Sunday, 26 July 2015

Why Coins Matter

Bearing in mind the efforts of German, US and UK dealers to try and get antiquities collectors to sign up in large numbers to a petition saying effectively "we do not mind buying dodgy stuff, no due diligence for us please", it is worth returning to the article published on SAFE a while ago, in which our colleague explains how he stopped collecting coins because he recognized the damage the market does: Nathan Elkins, 'Why coins matter: Trafficking in undocumented and illegally exported ancient coins in the North American marketplace', SAFE Corner 8th August 2008. He's since been personally attacked for this, but in seven years no dealer or collector has offered a word of refutation of the basic truths this text contains.

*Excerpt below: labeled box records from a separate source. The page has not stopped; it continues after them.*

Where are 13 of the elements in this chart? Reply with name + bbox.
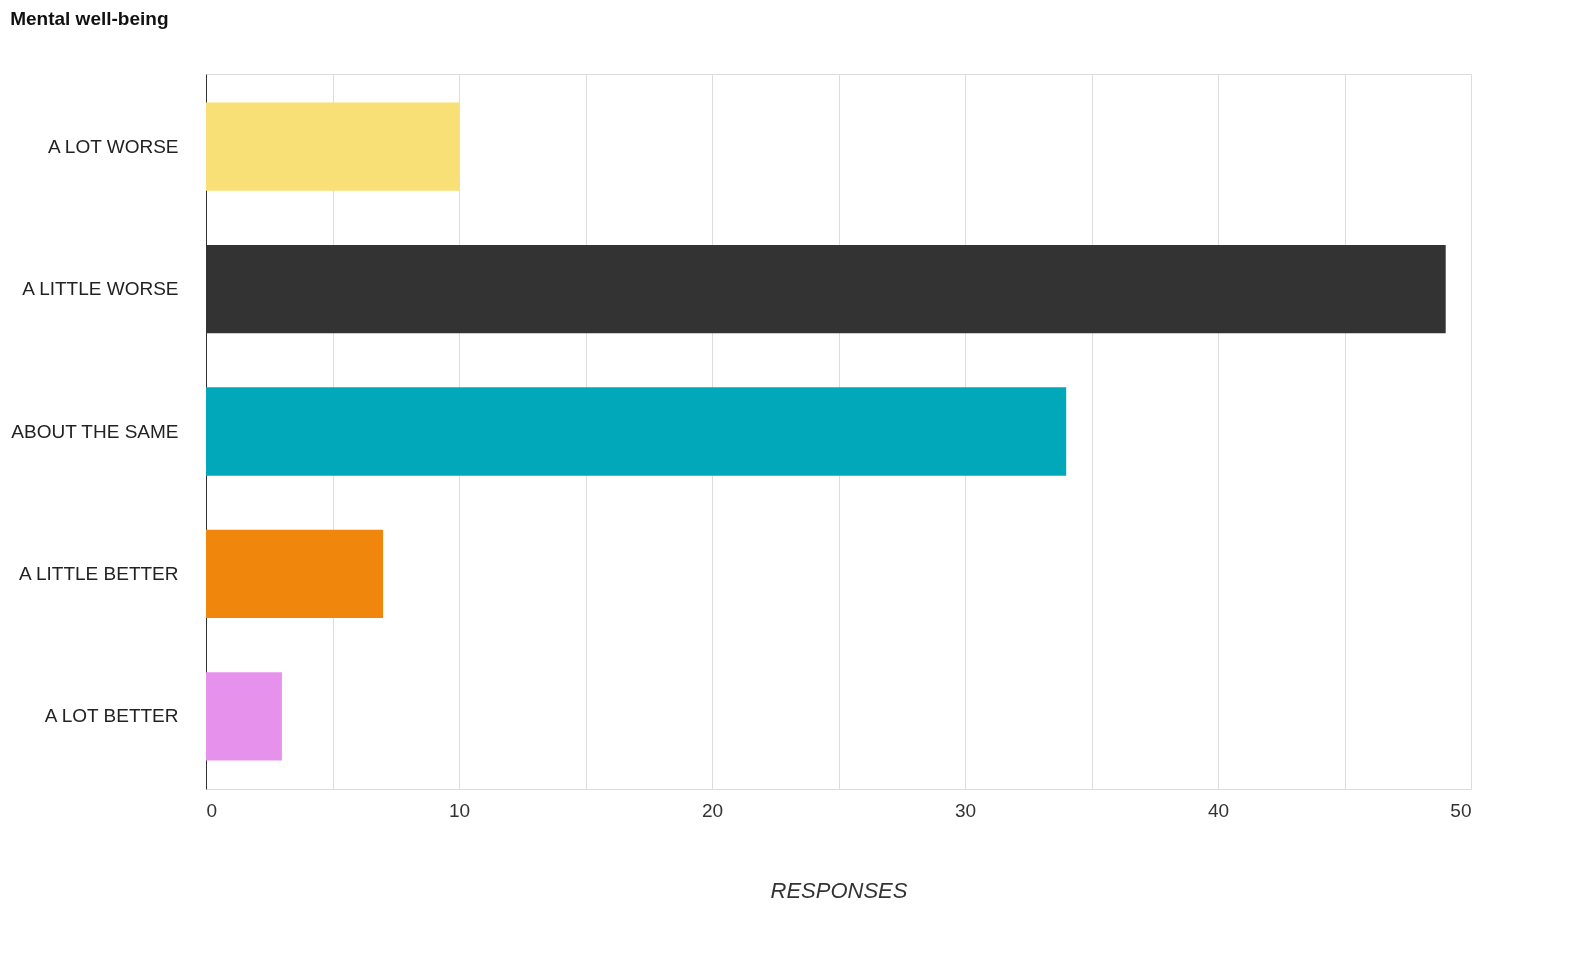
- x-tick-label: 0: [206, 799, 218, 821]
- y-tick-label: A LOT BETTER: [44, 705, 179, 727]
- x-tick-label: 30: [954, 799, 977, 821]
- chart-title: Mental well-being: [10, 8, 169, 29]
- y-tick-label: A LITTLE BETTER: [19, 562, 179, 584]
- y-tick-label: A LOT WORSE: [47, 135, 179, 157]
- y-tick-label: ABOUT THE SAME: [11, 420, 179, 442]
- x-axis-title: RESPONSES: [770, 877, 908, 903]
- x-tick-label: 10: [448, 799, 471, 821]
- x-tick-label: 40: [1207, 799, 1230, 821]
- x-tick-label: 20: [701, 799, 724, 821]
- y-tick-label: A LITTLE WORSE: [22, 278, 179, 300]
- x-tick-label: 50: [1450, 799, 1472, 821]
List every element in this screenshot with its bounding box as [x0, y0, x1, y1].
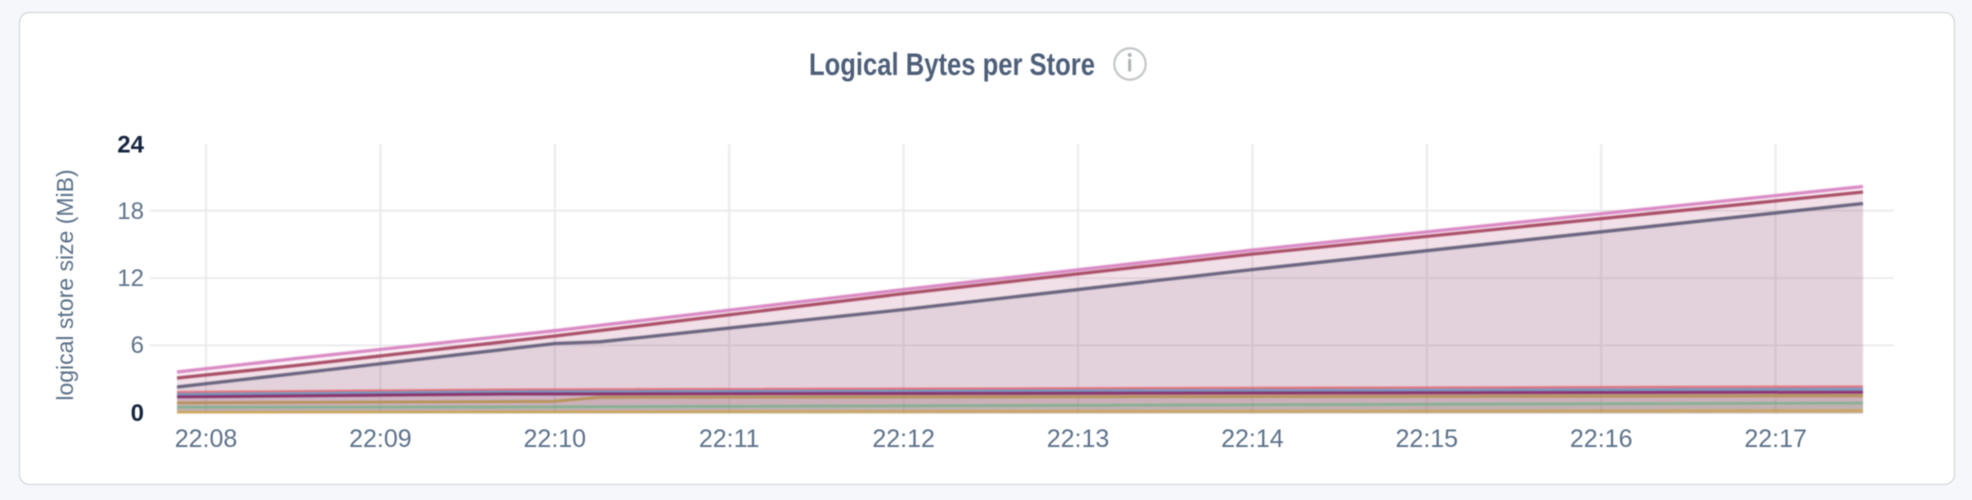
svg-text:24: 24 [117, 132, 144, 159]
svg-text:12: 12 [117, 265, 144, 292]
svg-text:logical store size (MiB): logical store size (MiB) [52, 169, 78, 400]
svg-text:0: 0 [131, 400, 144, 427]
svg-text:22:16: 22:16 [1570, 425, 1633, 453]
svg-text:22:14: 22:14 [1221, 425, 1284, 453]
svg-text:22:10: 22:10 [524, 425, 587, 453]
svg-text:22:12: 22:12 [872, 425, 935, 453]
svg-text:6: 6 [131, 332, 144, 359]
svg-text:Logical Bytes per Store: Logical Bytes per Store [809, 46, 1095, 82]
svg-text:22:08: 22:08 [175, 425, 238, 453]
svg-text:22:13: 22:13 [1047, 425, 1110, 453]
svg-text:22:17: 22:17 [1744, 425, 1807, 453]
svg-text:22:09: 22:09 [349, 425, 412, 453]
svg-text:18: 18 [117, 198, 144, 225]
svg-text:22:15: 22:15 [1396, 425, 1459, 453]
svg-text:22:11: 22:11 [699, 425, 760, 453]
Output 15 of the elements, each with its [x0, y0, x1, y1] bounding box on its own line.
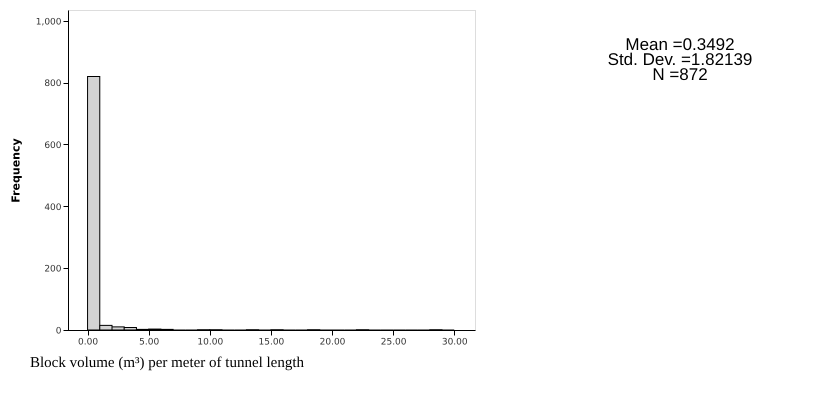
x-tick-label: 25.00 — [380, 338, 407, 348]
x-tick-label: 20.00 — [320, 338, 346, 348]
x-tick-label: 15.00 — [258, 338, 285, 348]
x-tick-label: 30.00 — [442, 338, 468, 348]
y-tick-label: 0 — [56, 326, 62, 336]
y-axis-title: Frequency — [10, 138, 23, 203]
y-tick-label: 600 — [44, 140, 62, 151]
y-tick-label: 800 — [44, 79, 62, 90]
y-tick-label: 400 — [44, 202, 62, 213]
x-tick-label: 10.00 — [197, 338, 224, 348]
y-tick-label: 200 — [44, 264, 62, 275]
x-axis-title: Block volume (m³) per meter of tunnel length — [30, 355, 305, 371]
x-tick-label: 5.00 — [139, 338, 160, 348]
y-tick-label: 1,000 — [36, 17, 62, 28]
x-tick-label: 0.00 — [78, 338, 98, 348]
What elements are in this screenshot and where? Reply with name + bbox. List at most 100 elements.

Vignette: Collectables or historical source


Cultural Property Observer said...

You have neglected my article in the ANS Magazine that responds to such claims and makes concrete proposals to address the real issues:

Paul Barford said...

Mr Tompa, I am sorry but it seems you have not the foggiest idea what is required of a text to be an answer to what Professor Elkins presented. Your ANS article is a lobbyist's "defence of the hobby" and not an actual answer to Elkins' original article (indeed apparently makes no explicit reference to it).

I find it utterly pathetic that your "concrete proposals" in your superficial ANS article are in complete contrast to what you gave just a few days ago as the justification of signing an anti-due-diligence petition because it is "impossible" for German collectors (you mean dealers, don't you?) to do what you said to the ANS was necessary. I suggest you get your ideas sorted out before you try to tell others what's what Mr Tompa. At the moment your pursuit of the IAPN dollar seems to have addled your thinking (I use the term loosely).

By the way it must be galling to see that, although Ms Kampmann gave the actual details of what the proposed new law contains with none of the alarmist made-up stuff that US lobbyists use, the response has been astronomically higher than anything you as a lobbyist could ever achieve in the US despite the population being so much higher. Perhaps it is time for you to change tactics, try the plain truth in place of sky-is-falling nonsense and personal attacks. It is at least a lot more dignified.

Cultural Property Observer said...

Thank you for your views. Of course, the ANS did not think my article "superficial" and I am grateful for them publishing it. As for the German legislation, I linked to the NY Times article about it which detailed the draconian nature of it. Enough said. And, good for the German dealers getting collectors engaged. I would note, however, that this is a petition, which is far easier to sign than navigating the website. Also, import restrictions limit supply in the US and this proposal if it goes through unchanged will ultimately impact the ability of Germans to sell their collections. The real issue is that this German proposal was designed behind closed doors only consulting anti-trade archaeologists apparently. I suspect if the commercially reasonable suggestions I proposed in my article were adopted instead, there would be no outcry.

Paul Barford said...

"Of course, the ANS did not think my article "superficial" ..."
of course, coineys. It is nevertheless not an answer to what Elkins wrote.

In the text to which I refer, you linked to Kampmann's text. Please don't play games with my readers.

The above text was a recommendation for my readers of Elkins' article, why do you insist on going on about your superficial lobbying rubbish? Your suggestions were and are useless as a means of dealing with the problem in hand. I have pointed that out on this blog repeatedly and still you keep dragging them out without modification and refusing to discuss the problems properly.

Have the IAPN proposed your "commercially reasonable suggestions" to the German authorities? What did they say?

Paul Barford said...

"The real issue is that this German proposal was designed behind closed doors only consulting anti-trade archaeologists apparently" .

As I repeatedly say, this is going to happen more and more often as collectors continue to avoid participation in and alienate themselves from the heritage debate. Reap the harvest of many years total intransigence and one-sided "lobbying".

The people proposing these measures are not "anti-trade", but oppose the form of trade which is permeable to illicit antiquities.